— Я его тоже не боюсь, — сказала г-жа Духай.
— Вы — совсем другое дело, — ответил ей муж. — Вам, как женщине, бояться его нечего. Вы прекрасно знаете, что с женщинами он самый любезный, самый галантный кавалер. Вы, если угодно, можете даже пощечину ему дать, и то он не скажет ни слова, только ручку поцелует.
Хозяйка улыбнулась.
— Ну… Положим, не со всеми женщинами он так любезен, — возразил главный врач.
— Разумеется, только с дамами. Крестьянки, служанки, конечно, другое дело. С ними он так же груб, как с мужчинами.
— Вспомните историю с Марией Кара-Сабо.
— Да, ее он топтал ногами и вышвырнул на улицу.
— Я сам проводил экспертизу. И знаете, ужасно боялся, что он ко мне привяжется, хотя я только выполнял свой врачебный долг.
— Мария Кара-Сабо подала на него в суд «за нанесете легких телесных повреждений»…
— Эти легкие повреждения вполне можно было назвать тяжелыми! Но я охотно сделал ему одолжение и записал в акт, что раны заживут за неделю.
— И что ж? Наказали его? — допытывался Ваи-Верашек.
— Почти. Но он как-то увильнул от наказания, заставив девушку, вернее, ее семью, взять обратно жалобу.
Духай заметил:
— Да, чтоб не забыть: нашелся как-то один батрак, который просил передать Петуру, что зарежет его. Тоже из-за каких-то пощечин. Передали Петуру слова батрака, но он сделал вид, будто их не расслышал, а парню никогда и виду не подал. Как говорится, — не настаивал на этой деле.
— Может быть, он тоже испугался.
— Это совершенно исключено. Он не знает страха.
— От такого человека последовательности ожидать нечего. У него винтика в голове не хватает, а может, на один больше, чем надо. И точка. Я-то уж знаю его, как никто. Вам же известно, что, помимо всего прочего, я состою еще полицейским врачом и все женщины определенного пошиба находятся в моем ведении. Но я ничего рассказывать не стану, даже в том случае не решился бы рассказать, если б здесь не было дам. Могу сослаться только на книгу почтенного Крафта-Эбинга. Впрочем, молчу, молчу. — И он приложил палец к губам.
— Ну зачем верить всякой болтовне? Пишта, мне кажется, здоров как бык, — возразила жена Духая.
Но главный врач заметил:
— Душевные тайны у человека на лбу не написаны.
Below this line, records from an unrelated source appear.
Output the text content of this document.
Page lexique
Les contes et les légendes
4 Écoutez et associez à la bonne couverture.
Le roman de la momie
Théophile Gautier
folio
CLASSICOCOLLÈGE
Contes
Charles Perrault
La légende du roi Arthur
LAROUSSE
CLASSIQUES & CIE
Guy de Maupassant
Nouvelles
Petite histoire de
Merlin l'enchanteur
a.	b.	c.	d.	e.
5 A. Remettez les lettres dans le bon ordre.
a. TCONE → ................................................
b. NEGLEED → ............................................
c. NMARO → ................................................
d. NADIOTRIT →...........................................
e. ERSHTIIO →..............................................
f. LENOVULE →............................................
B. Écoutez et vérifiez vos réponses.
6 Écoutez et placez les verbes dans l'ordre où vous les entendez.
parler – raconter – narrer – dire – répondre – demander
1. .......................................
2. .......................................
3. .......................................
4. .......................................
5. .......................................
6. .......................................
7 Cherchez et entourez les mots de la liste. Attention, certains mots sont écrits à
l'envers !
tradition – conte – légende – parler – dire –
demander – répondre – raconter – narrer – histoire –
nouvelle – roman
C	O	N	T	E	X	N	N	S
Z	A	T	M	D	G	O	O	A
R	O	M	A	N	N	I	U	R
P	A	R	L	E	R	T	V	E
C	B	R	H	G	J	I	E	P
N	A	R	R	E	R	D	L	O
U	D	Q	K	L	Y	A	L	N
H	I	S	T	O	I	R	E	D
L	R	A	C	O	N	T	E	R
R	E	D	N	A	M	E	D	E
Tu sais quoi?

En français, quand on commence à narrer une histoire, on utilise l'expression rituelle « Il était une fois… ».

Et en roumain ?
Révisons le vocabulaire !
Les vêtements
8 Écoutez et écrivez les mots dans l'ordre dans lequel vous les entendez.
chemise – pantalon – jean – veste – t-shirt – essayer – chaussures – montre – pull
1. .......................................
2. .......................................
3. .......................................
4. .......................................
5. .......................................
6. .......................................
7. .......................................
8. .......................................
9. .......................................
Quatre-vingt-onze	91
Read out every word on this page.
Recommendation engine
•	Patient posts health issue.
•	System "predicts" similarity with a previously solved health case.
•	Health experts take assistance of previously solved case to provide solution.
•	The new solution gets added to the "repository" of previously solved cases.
— Скажите, Духайчик, — ласково обратилась жена к мужу, — куда он пошел? Что еще взбрело ему в голову? Не нравится мне это.
Наступила тишина. В комнату вошла прислуга, убрала со стола чашечки, в которых пили черный кофе, спросила, не прикажут ли что-нибудь, — она собирается лечь спать. Выходя, служанка кликнула собаку, чтобы и ее уложить на ночь.
Духай ответил с кислой физиономией:
— Мне тоже не нравится. Только по другой причине, — за него я не беспокоюсь: такого и холера не возьмет, а просто потому, что он был у нас и отсюда пошел черт знает по каким делам, до которых мне, прежде всего, нет никакого дела.
И он заговорил почти шепотом:
— Они какое-то восстание готовят. Я этого не одобряю. Если восстание не удастся, немало людей сломает шею на этом. Ладно, это бы еще пустяки, это их дело, но зачем мне-то знать о такой затее? Почему он сообщает мне о своих планах? Кое-что в общих чертах, но все-таки сообщает. Зачем мне это? Мы все, находящиеся здесь, можем попасть из-за него в беду. Я не хочу иметь к политике ровно никакого отношения, я художник, я пишу картины. Я писал при короле, я пишу при республике, я пищу при пролетарской диктатуре!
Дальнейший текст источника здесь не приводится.